Bei Anträgen, die formal oder inhaltlich das Selbstbestimmungsrecht von FIT* berühren oder von denen FIT* besonders betroffen sind, haben die FIT* die Möglichkeit vor der Abstimmung der Versammlung eine gesonderte Abstimmung nur unter den FIT* durchzuführen. Es können FIT*vota oder FIT*vetos beschlossen werden. Ein FIT*votum ist eine nicht bindende Empfehlung. Die Entscheidung über diese Anträge wird mit einfacher Mehrheit der FIT* getroffen. Sollten die Abstimmungsergebnisse zwischen der Entscheidung des FIT*forums und der Gesamtversammlung voneinander abweichen, hat das FIT*veto aufschiebende Wirkung. Der Antrag kann erst bei der nächsten Versammlung wieder eingebracht werden. Ein erneutes FIT*veto in der gleichen Sache ist nicht möglich.

§ 3 Redelisten

Die Redeleitung hat bei der Diskussionsleitung ein Verfahren zu wählen, welches das Recht von FIT* auf die Hälfte der Redezeit gewährleistet, gegebenenfalls auch die Führung getrennter Redelisten. Gibt es keine quotierten Redebeiträge mehr, kann die Redeliste mittels Geschätsordnungsantrag, über den die weiblichen* Teilnehmerinnen abstimmen, geöffnet werden. Die Diskussionsleitung ist mindestens zur Hälfte von FIT* zu übernehmen. Einbringungs- und Gegenreden sind unabhängig von dem gewählten Verfahren zu ermöglichen.

§ 4 Einstellungspraxis

Die GRÜNE JUGEND fördert auch als Arbeitgeberin die Gleichstellung. In Bereichen, in denen FIT* unterrepräsentiert sind, werden sie bei gleicher Qualifikation solange bevorzugt eingestellt, bis die Parität erreicht ist.
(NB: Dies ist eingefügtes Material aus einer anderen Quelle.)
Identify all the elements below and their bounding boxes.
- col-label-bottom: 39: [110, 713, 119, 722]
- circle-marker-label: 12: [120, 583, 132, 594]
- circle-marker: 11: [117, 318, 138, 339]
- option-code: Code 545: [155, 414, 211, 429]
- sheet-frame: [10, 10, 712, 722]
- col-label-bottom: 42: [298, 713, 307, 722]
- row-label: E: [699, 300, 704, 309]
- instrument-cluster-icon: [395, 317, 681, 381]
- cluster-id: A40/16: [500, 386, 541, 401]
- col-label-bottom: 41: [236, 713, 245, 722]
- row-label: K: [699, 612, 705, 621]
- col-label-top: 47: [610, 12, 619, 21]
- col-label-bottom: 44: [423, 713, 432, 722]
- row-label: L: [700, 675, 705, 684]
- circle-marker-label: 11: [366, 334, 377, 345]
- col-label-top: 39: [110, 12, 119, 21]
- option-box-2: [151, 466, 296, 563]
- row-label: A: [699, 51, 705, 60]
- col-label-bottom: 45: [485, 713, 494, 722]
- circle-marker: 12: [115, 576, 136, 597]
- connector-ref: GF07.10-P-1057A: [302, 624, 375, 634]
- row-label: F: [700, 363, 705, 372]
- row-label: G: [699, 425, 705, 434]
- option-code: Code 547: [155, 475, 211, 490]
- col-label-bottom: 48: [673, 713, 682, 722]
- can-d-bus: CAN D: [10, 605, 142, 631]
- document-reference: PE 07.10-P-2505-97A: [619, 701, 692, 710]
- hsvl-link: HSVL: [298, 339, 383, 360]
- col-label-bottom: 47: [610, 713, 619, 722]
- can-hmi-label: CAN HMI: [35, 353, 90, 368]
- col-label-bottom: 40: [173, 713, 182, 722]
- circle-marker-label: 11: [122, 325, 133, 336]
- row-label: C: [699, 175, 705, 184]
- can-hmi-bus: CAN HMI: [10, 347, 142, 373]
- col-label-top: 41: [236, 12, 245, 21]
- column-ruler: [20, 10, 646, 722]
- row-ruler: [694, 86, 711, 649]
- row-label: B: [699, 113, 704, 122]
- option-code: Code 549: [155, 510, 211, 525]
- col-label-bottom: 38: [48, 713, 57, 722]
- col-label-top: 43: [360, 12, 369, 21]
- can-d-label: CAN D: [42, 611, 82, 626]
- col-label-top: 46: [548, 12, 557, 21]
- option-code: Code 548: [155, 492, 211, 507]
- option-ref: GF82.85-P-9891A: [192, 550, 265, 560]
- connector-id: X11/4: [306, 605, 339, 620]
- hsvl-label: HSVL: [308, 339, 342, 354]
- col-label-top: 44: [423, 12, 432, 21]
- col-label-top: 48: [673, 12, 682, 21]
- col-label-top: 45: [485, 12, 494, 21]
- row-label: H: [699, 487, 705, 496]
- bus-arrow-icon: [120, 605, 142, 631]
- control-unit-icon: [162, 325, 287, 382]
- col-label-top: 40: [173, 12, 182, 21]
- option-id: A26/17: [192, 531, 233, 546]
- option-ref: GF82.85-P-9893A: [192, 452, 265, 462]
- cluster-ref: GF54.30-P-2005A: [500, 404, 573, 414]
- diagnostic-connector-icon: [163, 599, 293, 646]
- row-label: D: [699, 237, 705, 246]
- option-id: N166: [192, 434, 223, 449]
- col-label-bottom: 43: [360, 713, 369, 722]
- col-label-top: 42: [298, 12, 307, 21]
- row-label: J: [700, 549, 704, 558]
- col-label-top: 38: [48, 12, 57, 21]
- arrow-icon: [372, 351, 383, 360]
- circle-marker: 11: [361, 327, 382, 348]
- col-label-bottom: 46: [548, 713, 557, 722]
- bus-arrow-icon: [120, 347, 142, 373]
§ 5 Politische Weiterbildung

Die politische Weiterbildung hat bei der GRÜNEN JUGEND Niedersachsen einen hohen Stellenwert. Bei Seminaren und Veranstaltungen wird angestrebt, dass FIT* mindestens die Hälfte der Teilnehmer*innen ausmachen. Falls ein Auswahlverfahren notwendig ist, werden FIT* bei gleicher Qualifikation bevorzugt. Zudem ist bei der Organisation und Planung von Veranstaltungen der GRÜNEN JUGEND, z.B. bei Seminaren oder Podiumsdiskussionen, darauf zu achten, mindestens so viele weibliche* wie nicht weibliche Referent*innen einzuladen.

FIT* = FrauenInterTrans*-Personen. Inter- und Trans*menschen werden aufgrund ihrer geschlechtlichen Identität diskriminiert. Durch die explizite Erwähnung dieser Personengruppen in unserer Satzung wirken wir so der Unsichtbarmachung dieser Menschen entgegen.